I have a question? Are you a fan of the TV Show, This Is Us?
If not, you should be. 😛
In this week’s episode Kevin is talking to his niece, Tess, and they’re talking about the anxiety and fears that are often attached when you’re trying to figure out who you are as a person.
And then Kevin says, and this is what got me, “I don’t think we figure out exactly who we are all at once. I think it happens over a long period of time, like piece by piece.”
He continued: “Take me for instance: A couple years ago, I get close with your dad and I find a piece of myself. And then I meet your aunt and I find another piece of myself. I think that’s sorta how it works, you know? I think we go through this life slowly but surely, just collecting these little pieces of ourselves that we can’t really live without until eventually we have enough of them we feel whole.”
When I was a little girl I wanted to be a teacher. I loved kids! I begged to babysit every opportunity I had. And, get this, I wanted 26 kids of my own. (Imagine? My poor uterus!)

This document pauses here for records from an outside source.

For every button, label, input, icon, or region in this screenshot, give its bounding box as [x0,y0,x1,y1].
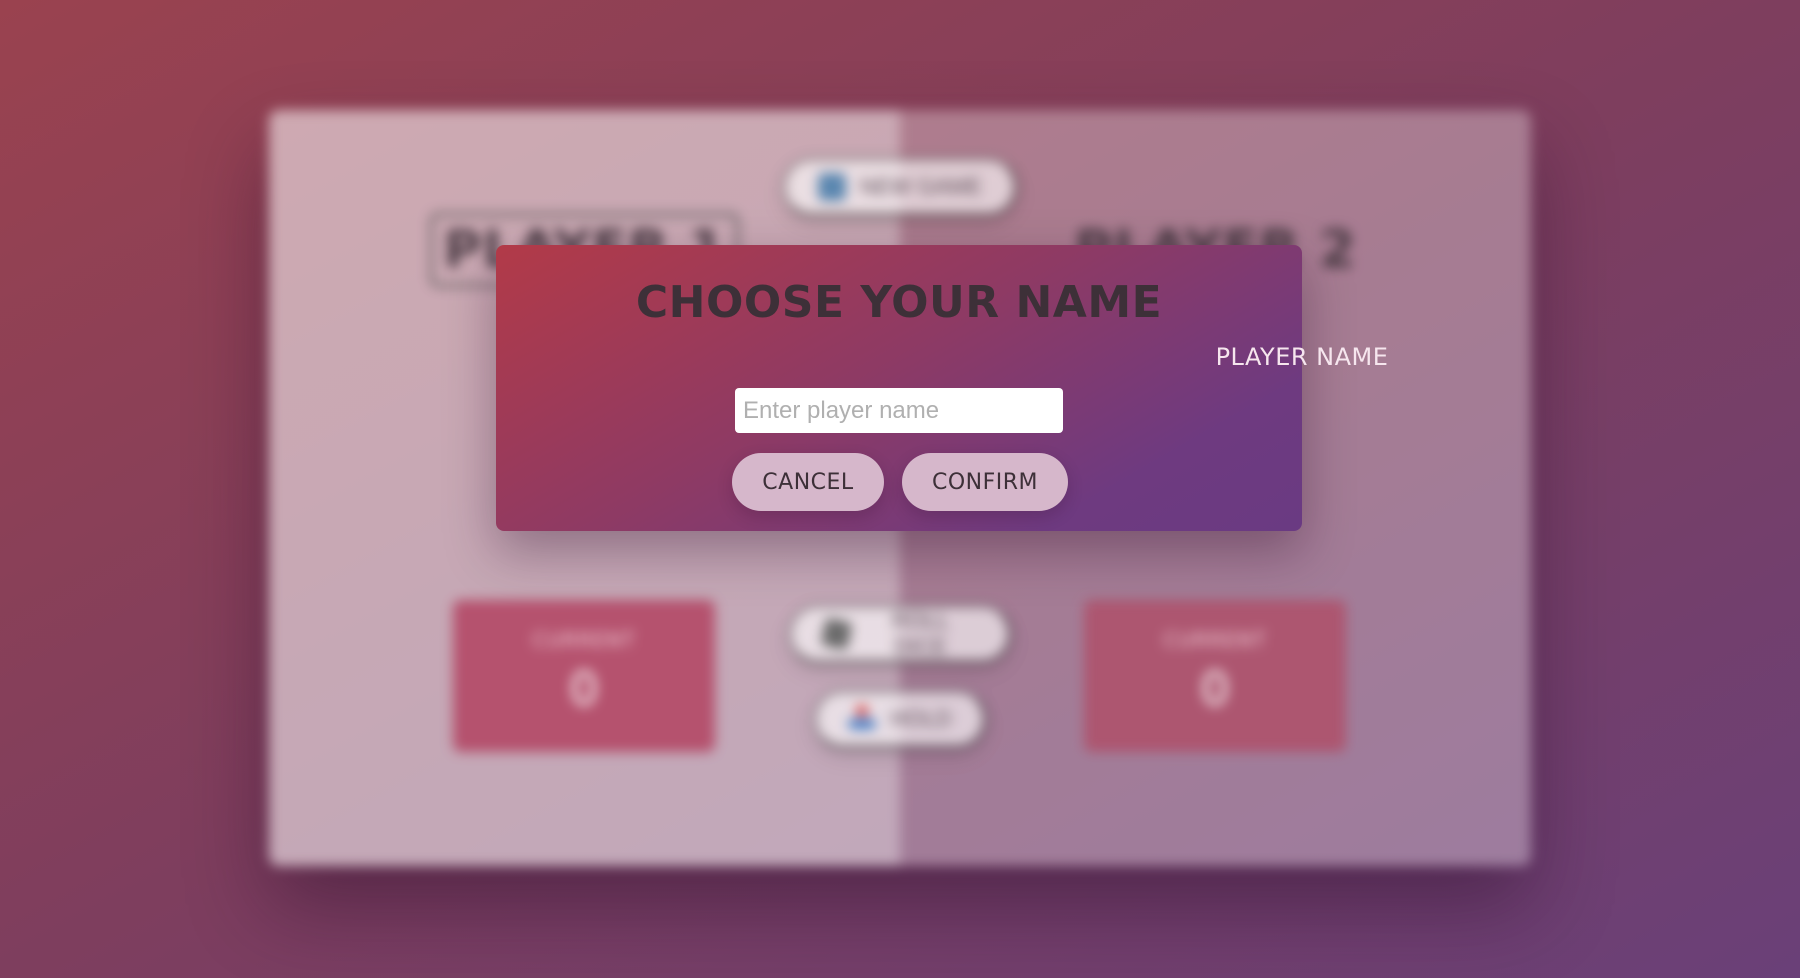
confirm-button[interactable]: CONFIRM [902,453,1068,511]
roll-dice-button[interactable]: ROLL DICE [789,605,1011,663]
player-2-current-label: CURRENT [1163,628,1267,652]
player-1-current-label: CURRENT [532,628,636,652]
checkbox-icon [817,173,846,201]
modal-title: CHOOSE YOUR NAME [635,277,1163,328]
hold-label: HOLD [890,706,952,731]
choose-name-modal: CHOOSE YOUR NAME PLAYER NAME CANCEL CONF… [496,245,1388,531]
player-1-current-box: CURRENT 0 [453,600,715,752]
player-name-label: PLAYER NAME [1215,343,1389,371]
player-name-input[interactable] [735,388,1063,433]
hold-icon [848,705,877,733]
hold-button[interactable]: HOLD [814,690,986,748]
dice-icon [820,617,853,651]
new-game-button[interactable]: NEW GAME [783,158,1017,216]
new-game-label: NEW GAME [859,174,983,199]
roll-dice-label: ROLL DICE [891,608,950,659]
player-2-current-box: CURRENT 0 [1084,600,1346,752]
cancel-button[interactable]: CANCEL [732,453,884,511]
player-2-current-score: 0 [1200,662,1230,716]
player-1-current-score: 0 [569,662,599,716]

When I got older I wanted to sing. I don’t know if you’ve ever heard me sing but, in the brutally honest words of something Simon Cowell once said to a contestant, “Does God have a return policy? If He gave me that voice I’d give it back.”
When I was finally old enough to work though, guess where I got my foot in the door? Restaurant work!
When I was born, I was immediately born into a family of Jehovah’s Witnesses.
When I was a pre-teenager my parents left the Witnesses and became Baptists (Christians). I spent all of my teen years as a Christian until this is what defined me.
As an early adult I began questioning what I believed in, who I was, what I wanted to do. My answer, after a lot of soul searching, was LOVE. That’s what was real to me. That I love others, love the Earth (my home), and love myself.
However, despite this awakening, I have still spent so many years now trying to figure it out. What my purpose is, what my calling is, what sets my soul on fire.
When I watched this episode of This Is Us and I heard what Kevin said, it made sense in such a real way!
Because maybe our lives are not supposed to be figured out. At least not all at once. Maybe the answers we’re looking for lie in each moment, in every risk we take, every friend we meet, & every memory we make.
There are no rules. You don’t have to have ONE job your whole life. You don’t have to like ONE flavor of ice cream. You don’t have to date the same person FOREVER if you’re unhappy. You don’t have to have all the answers in a fishbowl all at once.
And even if you do, even if you think you have figured out your life, you have a grand plan, you know what you love and who you are….the Universe can throw a stick in your path that will derail all of that and you’re back to square one.
So, moral is, just enjoy the ride. Enjoy the pieces. Enjoy that cup of coffee, that hug your child just gave you, the book you’re reading, your family & your friends.
Because at the end of the day, all these little things are telling your story and helping you figure out who you are and where you’re supposed to be.